Newly patented toxic hog bait to be featured in MDWFP meeting
Published 12:52 pm Thursday, August 10, 2023
DURANT — Holmes County State Park will host the Mississippi Department of Wildlife, Fisheries and Parks August commission meeting on Aug. 17. According to the agenda, MDWFP commissioners will hear an educational session on a feral hog toxic bait which recently received a patent.
Glen Gentry with the LSU AgCenter Central Research Station and Jim LaCour, the Louisiana State Wildlife Veterinarian, will present on toxic hog bait as a tool in managing the population. LSU AgCenter was issued a patent Wednesday. LSU’s Department of Chemistry played a role in the invention.
The bait uses sodium nitrite, which is lethal to feral swine, to help fight against a pig invasion. Feral hogs damage crops, wildlife habitat and private property across the country. LSU designed the bait to have a minimal impact on the environment and non-target species. According to LSU, researchers designed the bait to be placed in the ground where hogs had to root for the bait with their tusks to keep deer and other wildlife from eating it.
LSU designed another delivery method to protect Louisiana’s black bear population where remote triggers and cameras can open separate compartments releasing the bait to be consumed by hogs. LaCour said MDWFP was interested in learning more.
“Our commissioners spoke with the MDWFP commissioners about it, and they wanted to hear more about it,” LaCour said. “It would be revolutionary to have another tool in the tool box. It would take less man power and wouldn’t be as intensive. You would get rid of hogs that are shy of traps. The goal is to have something for farmers to use when planting food.”
LSU’s bait could be planted in the ground around the edge of the field so when the hogs tear up the field, they eat the toxic bait first and die. LaCour said their research so far showed the hogs would dig up the bait without any toxicants in them.
Work on the bait took 10 trials and taste tests to find the hogs favorability for bait. LSU found fish meal was the preferred bait, LaCour said. He added they had to make the sodium nitrite stable and reduce the bitter taste. LSU changed the PH levels, reducing the bitterness so hogs would keep eating the bait.
LaCour said the bait has a gummy consistency to prevent any crumbs from being left behind. The US Department of Agriculture is working on a similar toxic bait which is flavored like peanut butter but is having problems with crumbs which could be deadly to non-target animals.
LSU will now progress to field trials, but first they need approval from the Environmental Protection Agency. LaCour said it would cost $500,000 to apply for the EPA experimental use permit. Half a million dollars would be a fraction of $90 million of damage caused by hogs annually in Louisiana.
“Once all of the field work is done on it, the EPA can take three years to review the packet,” LaCour said.
Sodium Nitrite is not toxic to humans and is found in preserved meats such as ham and bacon. Hogs lack the enzyme needed to break sodium nitrite down.

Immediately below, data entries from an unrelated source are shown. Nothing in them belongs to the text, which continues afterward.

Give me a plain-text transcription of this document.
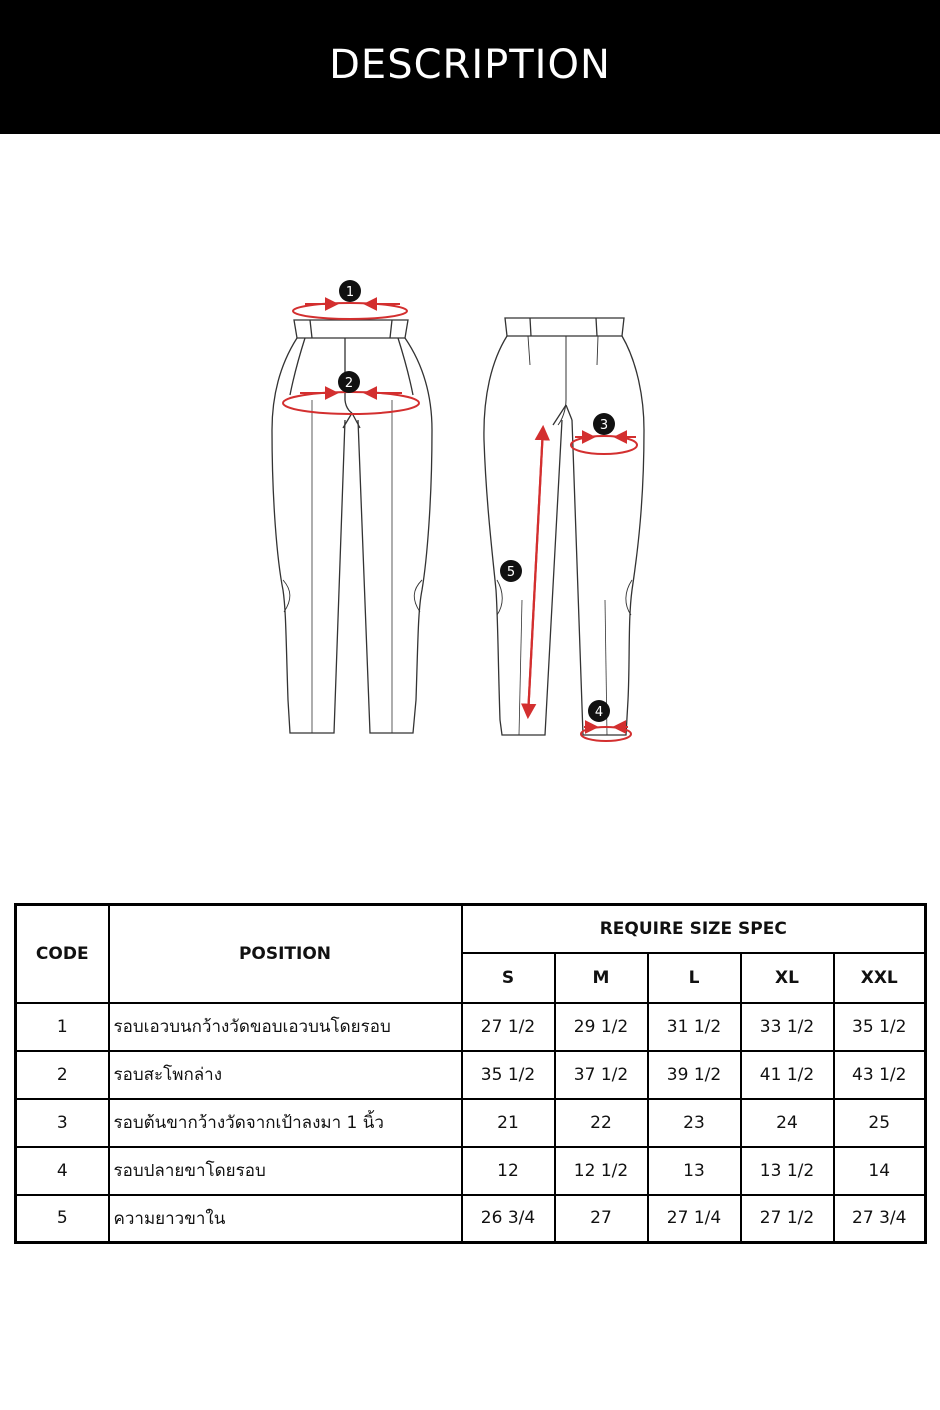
DESCRIPTION
1
2
3
5
4
CODE	POSITION	REQUIRE SIZE SPEC				
		S	M	L	XL	XXL
1	รอบเอวบนกว้างวัดขอบเอวบนโดยรอบ	27 1/2	29 1/2	31 1/2	33 1/2	35 1/2
2	รอบสะโพกล่าง	35 1/2	37 1/2	39 1/2	41 1/2	43 1/2
3	รอบต้นขากว้างวัดจากเป้าลงมา 1 นิ้ว	21	22	23	24	25
4	รอบปลายขาโดยรอบ	12	12 1/2	13	13 1/2	14
5	ความยาวขาใน	26 3/4	27	27 1/4	27 1/2	27 3/4
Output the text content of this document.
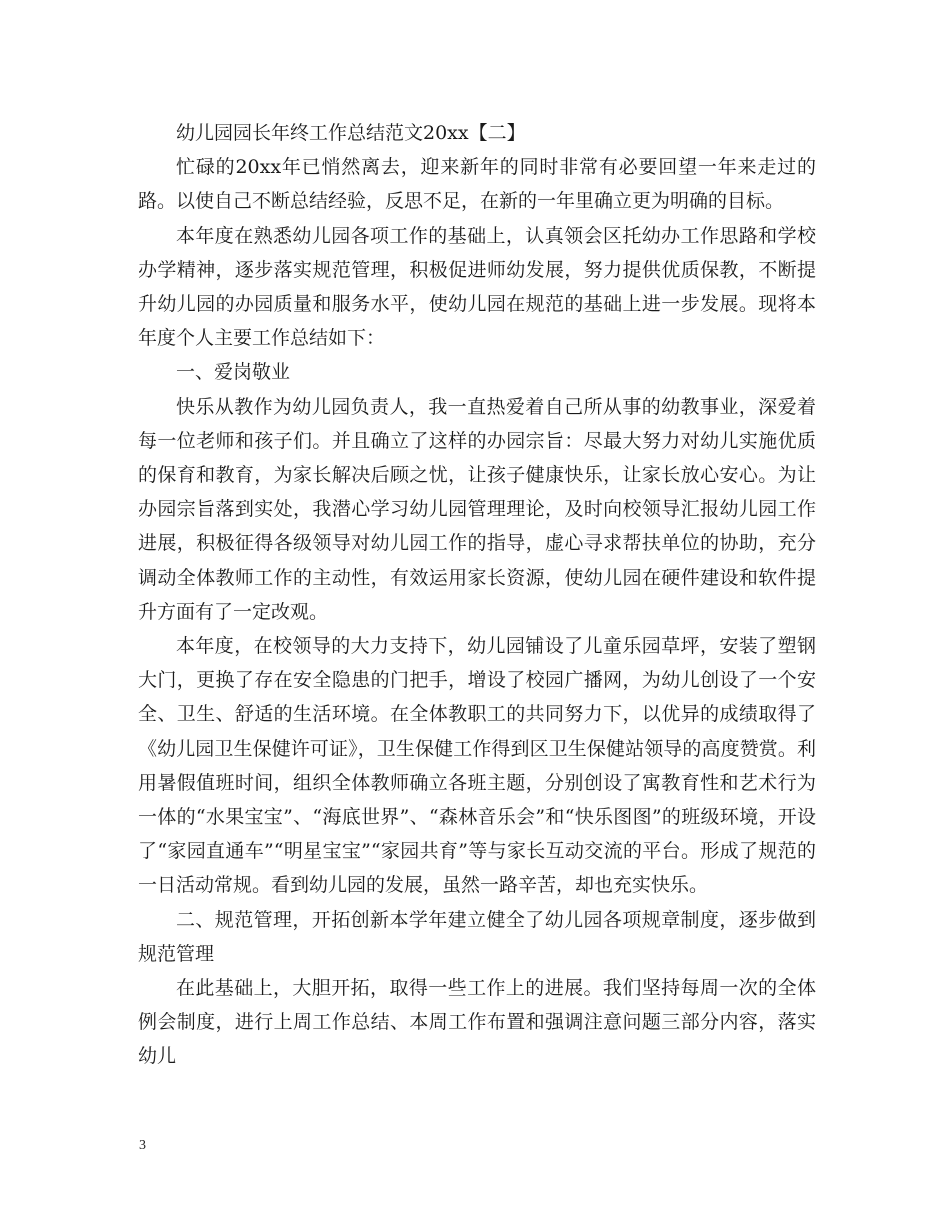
幼儿园园长年终工作总结范文20xx【二】

忙碌的20xx年已悄然离去，迎来新年的同时非常有必要回望一年来走过的路。以使自己不断总结经验，反思不足，在新的一年里确立更为明确的目标。

本年度在熟悉幼儿园各项工作的基础上，认真领会区托幼办工作思路和学校办学精神，逐步落实规范管理，积极促进师幼发展，努力提供优质保教，不断提升幼儿园的办园质量和服务水平，使幼儿园在规范的基础上进一步发展。现将本年度个人主要工作总结如下：

一、爱岗敬业

快乐从教作为幼儿园负责人，我一直热爱着自己所从事的幼教事业，深爱着每一位老师和孩子们。并且确立了这样的办园宗旨：尽最大努力对幼儿实施优质的保育和教育，为家长解决后顾之忧，让孩子健康快乐，让家长放心安心。为让办园宗旨落到实处，我潜心学习幼儿园管理理论，及时向校领导汇报幼儿园工作进展，积极征得各级领导对幼儿园工作的指导，虚心寻求帮扶单位的协助，充分调动全体教师工作的主动性，有效运用家长资源，使幼儿园在硬件建设和软件提升方面有了一定改观。

本年度，在校领导的大力支持下，幼儿园铺设了儿童乐园草坪，安装了塑钢大门，更换了存在安全隐患的门把手，增设了校园广播网，为幼儿创设了一个安全、卫生、舒适的生活环境。在全体教职工的共同努力下，以优异的成绩取得了《幼儿园卫生保健许可证》，卫生保健工作得到区卫生保健站领导的高度赞赏。利用暑假值班时间，组织全体教师确立各班主题，分别创设了寓教育性和艺术行为一体的“水果宝宝”、“海底世界”、“森林音乐会”和“快乐图图”的班级环境，开设了“家园直通车”“明星宝宝”“家园共育”等与家长互动交流的平台。形成了规范的一日活动常规。看到幼儿园的发展，虽然一路辛苦，却也充实快乐。

二、规范管理，开拓创新本学年建立健全了幼儿园各项规章制度，逐步做到规范管理

在此基础上，大胆开拓，取得一些工作上的进展。我们坚持每周一次的全体例会制度，进行上周工作总结、本周工作布置和强调注意问题三部分内容，落实幼儿

3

The nitrite transforms hemoglobin into methemoglobin which starves the hog of oxygen.
MDWFP’s educational session starts at 11 a.m. August 17 at 5369 State Park Road in Durant. MDWFP will hold its regularly scheduled Business Session afterwards at 1 p.m.
Commissioner Leonard Bentz is set to retake an oath of office after being reappointed by Gov. Tate Reeves to a five year term.

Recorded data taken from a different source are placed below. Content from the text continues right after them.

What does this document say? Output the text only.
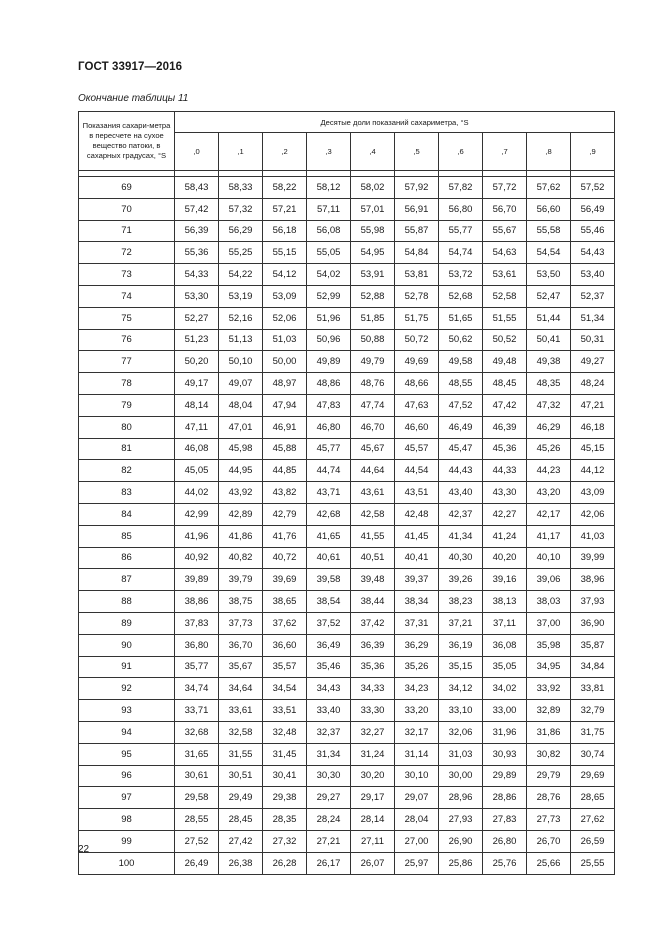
ГОСТ 33917—2016
Окончание таблицы 11
Показания сахари-метра в пересчете на сухое вещество патоки, в сахарных градусах, °S	Десятые доли показаний сахариметра, °S									
	,0	,1	,2	,3	,4	,5	,6	,7	,8	,9

69	58,43	58,33	58,22	58,12	58,02	57,92	57,82	57,72	57,62	57,52
70	57,42	57,32	57,21	57,11	57,01	56,91	56,80	56,70	56,60	56,49
71	56,39	56,29	56,18	56,08	55,98	55,87	55,77	55,67	55,58	55,46
72	55,36	55,25	55,15	55,05	54,95	54,84	54,74	54,63	54,54	54,43
73	54,33	54,22	54,12	54,02	53,91	53,81	53,72	53,61	53,50	53,40
74	53,30	53,19	53,09	52,99	52,88	52,78	52,68	52,58	52,47	52,37
75	52,27	52,16	52,06	51,96	51,85	51,75	51,65	51,55	51,44	51,34
76	51,23	51,13	51,03	50,96	50,88	50,72	50,62	50,52	50,41	50,31
77	50,20	50,10	50,00	49,89	49,79	49,69	49,58	49,48	49,38	49,27
78	49,17	49,07	48,97	48,86	48,76	48,66	48,55	48,45	48,35	48,24
79	48,14	48,04	47,94	47,83	47,74	47,63	47,52	47,42	47,32	47,21
80	47,11	47,01	46,91	46,80	46,70	46,60	46,49	46,39	46,29	46,18
81	46,08	45,98	45,88	45,77	45,67	45,57	45,47	45,36	45,26	45,15
82	45,05	44,95	44,85	44,74	44,64	44,54	44,43	44,33	44,23	44,12
83	44,02	43,92	43,82	43,71	43,61	43,51	43,40	43,30	43,20	43,09
84	42,99	42,89	42,79	42,68	42,58	42,48	42,37	42,27	42,17	42,06
85	41,96	41,86	41,76	41,65	41,55	41,45	41,34	41,24	41,17	41,03
86	40,92	40,82	40,72	40,61	40,51	40,41	40,30	40,20	40,10	39,99
87	39,89	39,79	39,69	39,58	39,48	39,37	39,26	39,16	39,06	38,96
88	38,86	38,75	38,65	38,54	38,44	38,34	38,23	38,13	38,03	37,93
89	37,83	37,73	37,62	37,52	37,42	37,31	37,21	37,11	37,00	36,90
90	36,80	36,70	36,60	36,49	36,39	36,29	36,19	36,08	35,98	35,87
91	35,77	35,67	35,57	35,46	35,36	35,26	35,15	35,05	34,95	34,84
92	34,74	34,64	34,54	34,43	34,33	34,23	34,12	34,02	33,92	33,81
93	33,71	33,61	33,51	33,40	33,30	33,20	33,10	33,00	32,89	32,79
94	32,68	32,58	32,48	32,37	32,27	32,17	32,06	31,96	31,86	31,75
95	31,65	31,55	31,45	31,34	31,24	31,14	31,03	30,93	30,82	30,74
96	30,61	30,51	30,41	30,30	30,20	30,10	30,00	29,89	29,79	29,69
97	29,58	29,49	29,38	29,27	29,17	29,07	28,96	28,86	28,76	28,65
98	28,55	28,45	28,35	28,24	28,14	28,04	27,93	27,83	27,73	27,62
99	27,52	27,42	27,32	27,21	27,11	27,00	26,90	26,80	26,70	26,59
100	26,49	26,38	26,28	26,17	26,07	25,97	25,86	25,76	25,66	25,55
22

Jason Thompson will present on license sales. Angel Rohnke will give an internship program update. Jerry Brown will present rule proposals for commercial fishing regulations.
Andre Hollis will present a capital improvement update.
Col. Jerry Carter, chief of law enforcement, will present an update on law enforcement and speak about the MDWFP Lawfit Team which competes each year. There are no license reinstatement requests nor public comments on the current agenda.